Кабинеты располагались во втором этаже. Официант повёл их по лестнице и широко распахнул третью от лестницы дверь направо.
– Пожалуйте, – сказал он. – Сейчас будет меню.
– Не надо меню! – начал скороговоркой Фёдор, он боялся, что вот-вот Серафима упрётся, заблажит и начнёт проситься домой, но Серафима молчала. – Шампанского, белужий бок с кашей, белого вина и сам что-нибудь придумай.
– Как прикажете! – поклонился официант. – Можно подавать?
– Подавай!
В кабинете Фёдор обошёл круглый стол и отодвинул Серафиме стул, он видел, как точно так делают в приличных местах настоящие кавалеры. Помог ей снять шубку. Серафима поправила шапочку, послушно села и потупила глаза.
В кабинете было три стены, одна с дверью, другая напротив с плотно занавешенным окном, справа с посудной горкой, а четвёртой стены не было, на её месте висела большая портьера.

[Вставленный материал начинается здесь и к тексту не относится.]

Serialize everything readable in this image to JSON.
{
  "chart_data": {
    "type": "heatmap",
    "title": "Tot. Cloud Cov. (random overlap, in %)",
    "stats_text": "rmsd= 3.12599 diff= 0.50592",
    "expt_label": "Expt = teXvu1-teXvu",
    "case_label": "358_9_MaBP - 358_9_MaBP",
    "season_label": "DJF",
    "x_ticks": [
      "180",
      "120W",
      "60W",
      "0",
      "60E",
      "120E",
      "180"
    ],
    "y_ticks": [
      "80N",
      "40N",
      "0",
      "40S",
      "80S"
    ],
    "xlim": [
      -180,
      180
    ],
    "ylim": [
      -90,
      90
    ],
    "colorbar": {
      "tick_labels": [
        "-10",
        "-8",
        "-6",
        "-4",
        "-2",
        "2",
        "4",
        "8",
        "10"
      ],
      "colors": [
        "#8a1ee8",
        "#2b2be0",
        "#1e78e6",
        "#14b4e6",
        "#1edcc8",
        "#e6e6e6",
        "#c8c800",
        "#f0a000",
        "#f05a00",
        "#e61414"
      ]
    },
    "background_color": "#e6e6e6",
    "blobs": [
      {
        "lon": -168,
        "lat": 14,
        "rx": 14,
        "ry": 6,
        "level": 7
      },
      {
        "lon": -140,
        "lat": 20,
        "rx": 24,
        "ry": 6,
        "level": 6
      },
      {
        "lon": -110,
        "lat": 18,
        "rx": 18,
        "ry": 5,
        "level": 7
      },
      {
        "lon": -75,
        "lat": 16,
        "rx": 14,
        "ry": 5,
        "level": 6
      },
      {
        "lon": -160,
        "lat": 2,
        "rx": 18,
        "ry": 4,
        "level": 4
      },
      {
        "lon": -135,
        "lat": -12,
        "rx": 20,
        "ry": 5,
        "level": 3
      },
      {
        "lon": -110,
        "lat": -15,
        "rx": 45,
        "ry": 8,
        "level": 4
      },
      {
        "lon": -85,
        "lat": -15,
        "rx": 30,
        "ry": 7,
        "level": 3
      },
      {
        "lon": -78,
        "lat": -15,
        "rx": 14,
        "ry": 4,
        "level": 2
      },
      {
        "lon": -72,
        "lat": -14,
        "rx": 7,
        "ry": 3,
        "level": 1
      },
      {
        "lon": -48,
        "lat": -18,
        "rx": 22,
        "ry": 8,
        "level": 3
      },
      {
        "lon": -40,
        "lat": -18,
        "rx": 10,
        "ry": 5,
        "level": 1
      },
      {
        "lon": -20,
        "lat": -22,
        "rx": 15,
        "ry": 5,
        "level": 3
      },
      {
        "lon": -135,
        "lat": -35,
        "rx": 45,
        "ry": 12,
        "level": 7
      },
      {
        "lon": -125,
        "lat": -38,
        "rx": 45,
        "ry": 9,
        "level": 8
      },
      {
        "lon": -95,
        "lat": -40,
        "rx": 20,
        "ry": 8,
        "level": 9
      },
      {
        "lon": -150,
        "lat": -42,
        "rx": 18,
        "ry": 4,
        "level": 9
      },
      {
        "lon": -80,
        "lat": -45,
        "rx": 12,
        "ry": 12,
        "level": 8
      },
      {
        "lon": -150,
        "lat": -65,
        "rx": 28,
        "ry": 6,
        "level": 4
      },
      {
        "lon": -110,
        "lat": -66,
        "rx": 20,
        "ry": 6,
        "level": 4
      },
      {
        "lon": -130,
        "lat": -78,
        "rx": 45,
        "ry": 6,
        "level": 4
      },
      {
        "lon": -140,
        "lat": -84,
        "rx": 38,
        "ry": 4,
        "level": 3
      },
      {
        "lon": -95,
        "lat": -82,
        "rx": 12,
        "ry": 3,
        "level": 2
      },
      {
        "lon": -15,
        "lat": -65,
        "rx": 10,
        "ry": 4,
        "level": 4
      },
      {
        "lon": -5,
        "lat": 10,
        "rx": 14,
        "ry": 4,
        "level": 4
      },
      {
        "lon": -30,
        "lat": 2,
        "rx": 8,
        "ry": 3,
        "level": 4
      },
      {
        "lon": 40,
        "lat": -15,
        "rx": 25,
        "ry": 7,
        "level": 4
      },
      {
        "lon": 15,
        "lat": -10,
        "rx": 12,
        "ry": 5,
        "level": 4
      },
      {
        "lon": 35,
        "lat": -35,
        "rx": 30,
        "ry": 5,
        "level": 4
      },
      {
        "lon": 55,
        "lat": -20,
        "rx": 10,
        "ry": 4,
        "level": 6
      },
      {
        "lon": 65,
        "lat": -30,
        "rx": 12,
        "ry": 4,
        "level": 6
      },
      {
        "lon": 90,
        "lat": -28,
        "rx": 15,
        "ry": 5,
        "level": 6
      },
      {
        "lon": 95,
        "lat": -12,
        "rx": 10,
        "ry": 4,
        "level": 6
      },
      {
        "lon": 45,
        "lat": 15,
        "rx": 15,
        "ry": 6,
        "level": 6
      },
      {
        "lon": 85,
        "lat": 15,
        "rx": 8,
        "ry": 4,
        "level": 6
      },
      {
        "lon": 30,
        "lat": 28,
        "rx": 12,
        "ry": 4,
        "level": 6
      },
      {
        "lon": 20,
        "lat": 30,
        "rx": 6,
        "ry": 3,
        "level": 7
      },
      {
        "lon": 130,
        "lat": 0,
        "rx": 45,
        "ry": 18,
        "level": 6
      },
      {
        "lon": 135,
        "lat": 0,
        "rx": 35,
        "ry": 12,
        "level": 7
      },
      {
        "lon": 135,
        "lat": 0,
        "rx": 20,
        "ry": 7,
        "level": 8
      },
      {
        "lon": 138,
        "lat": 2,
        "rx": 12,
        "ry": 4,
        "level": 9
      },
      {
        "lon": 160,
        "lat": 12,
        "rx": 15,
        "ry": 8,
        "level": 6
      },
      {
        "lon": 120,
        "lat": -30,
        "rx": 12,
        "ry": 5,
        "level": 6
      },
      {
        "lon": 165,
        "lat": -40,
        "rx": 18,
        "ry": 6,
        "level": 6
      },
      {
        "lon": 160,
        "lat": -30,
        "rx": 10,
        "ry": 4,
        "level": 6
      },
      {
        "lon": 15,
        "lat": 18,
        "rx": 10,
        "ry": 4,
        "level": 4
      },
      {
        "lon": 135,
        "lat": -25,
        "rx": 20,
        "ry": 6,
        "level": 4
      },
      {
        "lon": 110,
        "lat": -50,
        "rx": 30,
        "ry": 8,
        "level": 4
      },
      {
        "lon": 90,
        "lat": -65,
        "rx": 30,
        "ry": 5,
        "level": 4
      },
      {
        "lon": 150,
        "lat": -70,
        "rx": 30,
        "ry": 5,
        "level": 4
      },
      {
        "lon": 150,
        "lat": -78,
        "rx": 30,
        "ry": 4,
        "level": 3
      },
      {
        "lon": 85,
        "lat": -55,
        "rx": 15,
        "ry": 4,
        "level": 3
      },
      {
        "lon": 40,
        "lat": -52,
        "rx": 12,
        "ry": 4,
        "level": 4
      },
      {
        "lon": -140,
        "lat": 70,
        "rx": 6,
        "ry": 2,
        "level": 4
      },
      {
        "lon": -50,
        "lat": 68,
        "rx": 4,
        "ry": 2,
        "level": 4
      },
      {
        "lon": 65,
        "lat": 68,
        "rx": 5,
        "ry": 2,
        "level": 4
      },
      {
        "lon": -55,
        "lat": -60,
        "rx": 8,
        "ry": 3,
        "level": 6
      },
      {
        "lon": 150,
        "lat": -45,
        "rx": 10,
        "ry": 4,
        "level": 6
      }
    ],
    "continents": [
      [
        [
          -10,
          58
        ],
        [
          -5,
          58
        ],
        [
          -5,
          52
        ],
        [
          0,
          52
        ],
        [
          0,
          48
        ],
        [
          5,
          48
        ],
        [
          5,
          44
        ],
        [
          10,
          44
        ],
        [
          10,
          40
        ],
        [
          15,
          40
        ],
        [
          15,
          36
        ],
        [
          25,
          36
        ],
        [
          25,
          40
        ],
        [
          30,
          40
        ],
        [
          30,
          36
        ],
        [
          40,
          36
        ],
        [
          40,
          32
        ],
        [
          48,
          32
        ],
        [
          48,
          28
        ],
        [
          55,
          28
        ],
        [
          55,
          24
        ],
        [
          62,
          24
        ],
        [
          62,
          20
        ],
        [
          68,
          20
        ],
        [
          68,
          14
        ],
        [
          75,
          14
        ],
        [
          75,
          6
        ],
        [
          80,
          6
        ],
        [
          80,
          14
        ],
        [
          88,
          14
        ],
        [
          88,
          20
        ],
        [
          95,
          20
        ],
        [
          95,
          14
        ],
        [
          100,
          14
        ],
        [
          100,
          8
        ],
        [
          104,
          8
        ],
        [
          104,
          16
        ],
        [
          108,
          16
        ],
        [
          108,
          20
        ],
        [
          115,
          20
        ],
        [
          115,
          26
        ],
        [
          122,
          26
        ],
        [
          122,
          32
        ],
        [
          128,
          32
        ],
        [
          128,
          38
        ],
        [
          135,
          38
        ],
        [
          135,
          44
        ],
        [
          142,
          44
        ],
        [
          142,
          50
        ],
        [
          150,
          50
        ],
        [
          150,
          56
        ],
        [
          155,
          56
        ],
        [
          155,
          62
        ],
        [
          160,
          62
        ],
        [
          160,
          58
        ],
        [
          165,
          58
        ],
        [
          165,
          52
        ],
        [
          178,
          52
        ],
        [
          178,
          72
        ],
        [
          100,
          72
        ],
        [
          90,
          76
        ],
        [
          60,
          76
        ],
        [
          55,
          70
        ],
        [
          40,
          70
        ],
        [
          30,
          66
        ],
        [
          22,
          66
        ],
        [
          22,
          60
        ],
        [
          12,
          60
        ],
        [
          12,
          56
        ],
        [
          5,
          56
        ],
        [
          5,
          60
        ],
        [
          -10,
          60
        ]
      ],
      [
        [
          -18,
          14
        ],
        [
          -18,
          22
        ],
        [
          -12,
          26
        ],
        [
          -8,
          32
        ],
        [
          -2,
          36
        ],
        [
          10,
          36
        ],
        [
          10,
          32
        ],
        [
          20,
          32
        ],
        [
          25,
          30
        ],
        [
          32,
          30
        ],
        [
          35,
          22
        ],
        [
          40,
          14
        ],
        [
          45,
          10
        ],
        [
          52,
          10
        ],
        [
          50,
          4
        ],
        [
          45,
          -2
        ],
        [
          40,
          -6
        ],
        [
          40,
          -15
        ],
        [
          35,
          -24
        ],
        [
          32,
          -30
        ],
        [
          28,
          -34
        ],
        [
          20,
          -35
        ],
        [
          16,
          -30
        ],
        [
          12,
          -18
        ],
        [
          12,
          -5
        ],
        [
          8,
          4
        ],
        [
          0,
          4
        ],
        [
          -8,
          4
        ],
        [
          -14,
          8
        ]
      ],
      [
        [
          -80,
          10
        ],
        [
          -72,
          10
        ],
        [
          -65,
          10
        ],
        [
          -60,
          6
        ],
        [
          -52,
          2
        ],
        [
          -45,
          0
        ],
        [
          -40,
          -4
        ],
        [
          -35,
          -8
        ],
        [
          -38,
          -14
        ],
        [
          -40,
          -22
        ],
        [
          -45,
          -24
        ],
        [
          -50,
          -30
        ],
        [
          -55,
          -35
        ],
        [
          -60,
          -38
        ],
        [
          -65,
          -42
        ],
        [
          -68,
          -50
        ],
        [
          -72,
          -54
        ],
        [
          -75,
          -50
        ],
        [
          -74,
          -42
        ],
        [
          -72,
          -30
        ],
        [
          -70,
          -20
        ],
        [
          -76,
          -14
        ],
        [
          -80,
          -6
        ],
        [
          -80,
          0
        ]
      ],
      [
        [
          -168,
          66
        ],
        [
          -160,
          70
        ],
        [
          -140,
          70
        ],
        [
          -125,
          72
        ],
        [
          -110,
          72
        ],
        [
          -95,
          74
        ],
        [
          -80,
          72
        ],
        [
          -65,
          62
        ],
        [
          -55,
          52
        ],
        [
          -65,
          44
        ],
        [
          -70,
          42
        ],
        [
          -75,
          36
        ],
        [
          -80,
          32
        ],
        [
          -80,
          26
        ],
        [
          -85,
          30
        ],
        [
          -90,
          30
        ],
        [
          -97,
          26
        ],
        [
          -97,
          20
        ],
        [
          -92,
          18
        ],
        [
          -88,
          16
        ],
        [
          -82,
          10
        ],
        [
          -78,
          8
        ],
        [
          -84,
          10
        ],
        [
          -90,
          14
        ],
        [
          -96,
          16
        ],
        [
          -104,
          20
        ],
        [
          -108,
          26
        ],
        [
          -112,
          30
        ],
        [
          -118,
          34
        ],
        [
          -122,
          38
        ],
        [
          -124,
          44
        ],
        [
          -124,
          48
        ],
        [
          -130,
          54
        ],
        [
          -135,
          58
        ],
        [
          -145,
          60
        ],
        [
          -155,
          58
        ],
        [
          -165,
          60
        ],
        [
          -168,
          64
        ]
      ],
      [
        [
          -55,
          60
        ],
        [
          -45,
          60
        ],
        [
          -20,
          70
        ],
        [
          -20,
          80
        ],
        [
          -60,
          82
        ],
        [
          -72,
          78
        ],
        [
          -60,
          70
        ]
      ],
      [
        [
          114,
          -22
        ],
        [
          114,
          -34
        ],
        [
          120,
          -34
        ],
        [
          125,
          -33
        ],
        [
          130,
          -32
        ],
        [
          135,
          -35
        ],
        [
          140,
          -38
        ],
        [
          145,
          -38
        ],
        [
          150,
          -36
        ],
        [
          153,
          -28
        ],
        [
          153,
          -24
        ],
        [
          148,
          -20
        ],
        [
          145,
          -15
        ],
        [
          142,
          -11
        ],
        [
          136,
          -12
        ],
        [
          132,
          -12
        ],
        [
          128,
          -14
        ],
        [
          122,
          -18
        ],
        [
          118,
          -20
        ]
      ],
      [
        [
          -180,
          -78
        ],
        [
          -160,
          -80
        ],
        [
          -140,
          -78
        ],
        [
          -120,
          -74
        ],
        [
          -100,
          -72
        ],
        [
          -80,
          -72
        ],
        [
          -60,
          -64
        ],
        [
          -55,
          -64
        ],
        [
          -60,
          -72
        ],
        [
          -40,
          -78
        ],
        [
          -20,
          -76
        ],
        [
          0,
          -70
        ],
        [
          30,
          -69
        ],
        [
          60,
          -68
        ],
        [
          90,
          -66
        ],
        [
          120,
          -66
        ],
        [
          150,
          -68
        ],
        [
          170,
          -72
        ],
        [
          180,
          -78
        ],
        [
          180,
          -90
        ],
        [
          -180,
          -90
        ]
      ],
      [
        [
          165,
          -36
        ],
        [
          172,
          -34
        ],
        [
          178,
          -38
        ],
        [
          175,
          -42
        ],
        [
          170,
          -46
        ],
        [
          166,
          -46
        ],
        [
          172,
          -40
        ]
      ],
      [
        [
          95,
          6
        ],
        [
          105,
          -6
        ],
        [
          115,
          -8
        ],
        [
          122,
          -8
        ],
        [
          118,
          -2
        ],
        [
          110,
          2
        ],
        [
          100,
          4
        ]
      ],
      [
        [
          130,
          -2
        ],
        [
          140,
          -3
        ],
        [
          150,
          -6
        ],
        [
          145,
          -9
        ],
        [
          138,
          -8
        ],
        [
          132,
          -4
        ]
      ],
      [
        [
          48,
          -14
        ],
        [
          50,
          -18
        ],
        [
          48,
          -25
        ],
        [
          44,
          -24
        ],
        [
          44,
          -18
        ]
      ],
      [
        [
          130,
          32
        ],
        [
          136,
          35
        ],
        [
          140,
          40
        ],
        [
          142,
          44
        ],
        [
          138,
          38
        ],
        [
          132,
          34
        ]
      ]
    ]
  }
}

Фёдор сел через стол от Серафимы и стал на неё смотреть. Серафима сидела на самом краешке стула, с прямой спиной и смотрела на свои колени.
Не зная, что делать и что сказать, Фёдор встал, подошёл к портьере и вернулся на место. Серафима подняла глаза, и теперь она смотрела на Фёдора.
Официант приносил. Он поставил серебряное ведёрко с косо торчавшей бутылкой шампанского, во втором ведёрке, поменьше, стукался во льду хрустальный графин с водкой; появились блюда с красивой едой, запахло вкусным. Официант хлопнул пробкой и налил шампанского Серафиме и водки Фёдору.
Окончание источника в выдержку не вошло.